Because 90% used does not mean it’s faster or slower than 80%. We can’t color code it.
Capacity Disks
You can drill down into individual disk groups. The latency value will vary between magnetic and SSD.
The configuration is also shown. Make sure they are consistent.
Select a capacity disk you want to analyze. Both the contention and utilization metrics are automatically shown.
At this level, what you can do is basically observing if there is a hot spot.
Network Performance
Use the Network Performance dashboard to view performance problems related to network such as high latency, unusual traffic, and many dropped packets. This dashboard is designed for both VMware administrator and Network administrator, with the goal of fostering closer collaboration between the 2 team.
The dashboard enables drill down from distributed switch to the ESXi host and port groups in the switch, and then to the VM.
To prove that Network is performing well:
-
No Errors.
-
Not a single ESXi host is experiencing packet drops in any of its NICs (vmnics). If there are, show the ESXi names.
-
Not a single VM is experiencing packet drops.
-
-
Latency
- Good round trip latency. No network trombone across physical data centers if NSX is used.
-
Utilisation
-
Not a single VM is hitting its limit, be it 1 GE or 10 GE or higher.
-
Not a single ESXi vmnic is hitting its limit.
-
Total bandwidth hitting the physical switches is below capacity.
-
-
Special network
- The broadcast network is minimal. For both ESXi and VM.
How to Use
Review the Distributed Switches table
-
It lists all the switches, sorted by the highest packet dropped. The table splits the incoming traffic and outgoing traffic for better analyzis.
-
As the focus is performance and not capacity, the throughput metrics are not shown.
Select a switch from the table
- The health chart will automatically show the dropped packet trend over time.
-
However, it will not narrow down the list of port groups automatically, as the list of port groups are always showing all the port groups in your environment.
-
If necessary, expand the 2 collapsed widgets. They are showing the network throughput and broadcast packets. Utilization is also shown so you can correlate if the dropped packets are due to higher utilization
Review the port groups and ESXi hosts in the selected switch
-
They are automatically listed when you selected a switch from the table above.
-
Just like the distributed switch, you can also see their relevant counters. The following shows the same chart, except for a single port group.

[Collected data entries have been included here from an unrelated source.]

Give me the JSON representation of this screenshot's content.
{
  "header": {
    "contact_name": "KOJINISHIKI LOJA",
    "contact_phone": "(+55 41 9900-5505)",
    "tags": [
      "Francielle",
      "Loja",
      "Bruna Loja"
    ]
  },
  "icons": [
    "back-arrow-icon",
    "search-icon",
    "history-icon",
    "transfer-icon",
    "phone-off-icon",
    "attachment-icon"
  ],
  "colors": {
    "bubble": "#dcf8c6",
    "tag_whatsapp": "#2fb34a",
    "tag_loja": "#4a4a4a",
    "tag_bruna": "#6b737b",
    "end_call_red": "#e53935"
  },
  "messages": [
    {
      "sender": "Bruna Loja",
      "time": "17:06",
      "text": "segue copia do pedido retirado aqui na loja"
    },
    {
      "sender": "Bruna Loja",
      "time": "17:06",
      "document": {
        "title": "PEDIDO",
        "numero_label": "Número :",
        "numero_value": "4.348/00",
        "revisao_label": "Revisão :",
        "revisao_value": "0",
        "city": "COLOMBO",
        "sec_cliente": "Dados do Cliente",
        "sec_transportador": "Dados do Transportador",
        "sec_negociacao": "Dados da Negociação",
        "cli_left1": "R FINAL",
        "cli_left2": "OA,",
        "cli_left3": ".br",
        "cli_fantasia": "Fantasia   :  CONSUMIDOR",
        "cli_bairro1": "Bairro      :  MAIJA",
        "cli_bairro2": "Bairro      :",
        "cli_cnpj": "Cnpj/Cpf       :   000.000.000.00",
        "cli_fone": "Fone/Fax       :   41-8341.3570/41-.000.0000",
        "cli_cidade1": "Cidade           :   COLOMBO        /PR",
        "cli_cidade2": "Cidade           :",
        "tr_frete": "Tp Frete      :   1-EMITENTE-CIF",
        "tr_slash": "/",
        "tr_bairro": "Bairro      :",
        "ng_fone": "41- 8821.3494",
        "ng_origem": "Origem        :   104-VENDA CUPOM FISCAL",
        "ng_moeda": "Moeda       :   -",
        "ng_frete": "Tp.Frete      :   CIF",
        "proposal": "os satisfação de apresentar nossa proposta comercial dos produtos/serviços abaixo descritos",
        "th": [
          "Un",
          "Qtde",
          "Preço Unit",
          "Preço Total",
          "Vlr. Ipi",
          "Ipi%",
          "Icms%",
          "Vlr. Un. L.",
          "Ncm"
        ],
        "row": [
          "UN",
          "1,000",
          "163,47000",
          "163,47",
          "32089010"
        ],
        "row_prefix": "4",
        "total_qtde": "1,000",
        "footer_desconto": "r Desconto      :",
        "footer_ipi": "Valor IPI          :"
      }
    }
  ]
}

If your environment has unused network switches, you can filter them out from this list, as this dashboard focuses on performance.
Points to Note
Network latency within a data center should be below one millisecond. Use Aria Network Insight to study the latency or the retransmitting problems, caused by moving into the lateral traffic.
Add a physical network using the appropriate management pack, such as True Visibility Suite.
Most packets are unicast, between a pair of sender and receiver. If your environment has many VMs sending broadcast packets to everyone and multicast packets to many targets, add a Top-N widget to find out which VMs are sending these packets.
Enhance to include analysis of distributed port group. Does any of them hit their limit?